L’annonce par le Ministre E. GEFFRAY du rétablissement des épreuves de terminale du baccalauréat professionnel à partir de la mi-juin 2027 constitue une première victoire pour les personnels et les organisations syndicales mobilisées depuis plusieurs années. Ce pas en arrière a permis de redonner du temps d’étude à tous et toutes les élèves.
Pour autant, cette annonce ne constitue pas un recul du projet politique porté ! Le ministère maintient le dispositif du « parcours personnalisé », anciennement « parcours différencié ». Il impose aux élèves deux semaines spécifiques en terminale : soit en entreprise pour préparer leur insertion professionnelle, soit au lycée pour préparer une poursuite d’études. Ces semaines devraient avoir lieu avant la fin mars. Présenté comme un travail des élèves sur leur orientation, le choix du parcours de préparation à la poursuite d’étude sera valorisé dans Parcoursup ! Comment donc faire le constat que les élèves ont du mal à construire leur projet d’avenir, tout en leur demandant de faire des choix plus précoces (avant le mois de mars) ? Qui plus est, s’il s’agit bien d’une période charnière d’élaboration de son propre projet d’avenir, pourquoi donner un caractère absolu en valorisant dans Parcoursup le choix du parcours poursuite d’études ? Le ministère n’est plus à une incohérence près et peine à masquer son réel projet : orienter et trier toujours plus précocement les élèves.

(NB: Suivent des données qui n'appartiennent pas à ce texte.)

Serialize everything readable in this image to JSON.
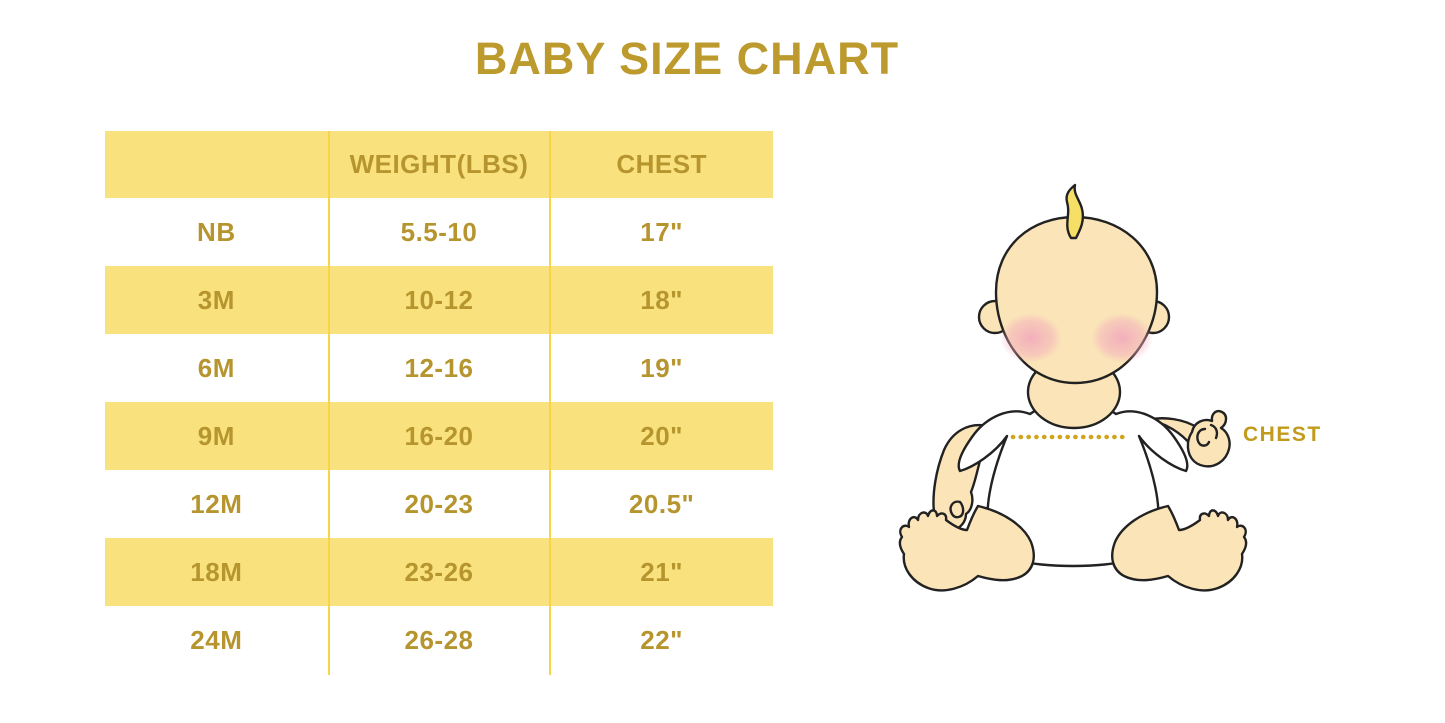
{
  "chart_data": {
    "type": "table",
    "title": "BABY SIZE CHART",
    "columns": [
      "",
      "WEIGHT(LBS)",
      "CHEST"
    ],
    "rows": [
      [
        "NB",
        "5.5-10",
        "17\""
      ],
      [
        "3M",
        "10-12",
        "18\""
      ],
      [
        "6M",
        "12-16",
        "19\""
      ],
      [
        "9M",
        "16-20",
        "20\""
      ],
      [
        "12M",
        "20-23",
        "20.5\""
      ],
      [
        "18M",
        "23-26",
        "21\""
      ],
      [
        "24M",
        "26-28",
        "22\""
      ]
    ],
    "banded_rows_note": "header row and rows 3M, 9M, 18M have yellow background"
  },
  "illustration": {
    "type": "sitting-baby-cartoon",
    "chest_label": "CHEST",
    "measure_line": "dotted line across baby chest"
  },
  "colors": {
    "title_gold": "#BD9A2E",
    "table_text_gold": "#B6952E",
    "row_band_yellow": "#F9E27E",
    "divider_yellow": "#F7D44A",
    "dotted_line_gold": "#D2A31C",
    "chest_label_gold": "#C29B1D",
    "baby_skin": "#FBE5B8",
    "baby_blush": "#F2A9BC",
    "baby_hair": "#F6DF66",
    "outline_black": "#222222",
    "shirt_white": "#FFFFFF",
    "background": "#FFFFFF"
  }
}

La logique politique demeure in fine la même. Derrière un changement d’appellation, et une transformation des modalités c’est bien un projet d’inégalités sociales et scolaires qui attaque la mission historique du lycée professionnel : préparer à l’insertion professionnelle et permettre l’accès aux études supérieures.
Le SNEP-FSU appelle à l’abandon définitif du parcours personnalisé et à l’ouverture d’une véritable réflexion sur l’avenir d’un lycée professionnel fondé sur des enseignements scolaires solides, au service d’une élévation réelle du niveau de qualification pour l’ensemble de la jeunesse.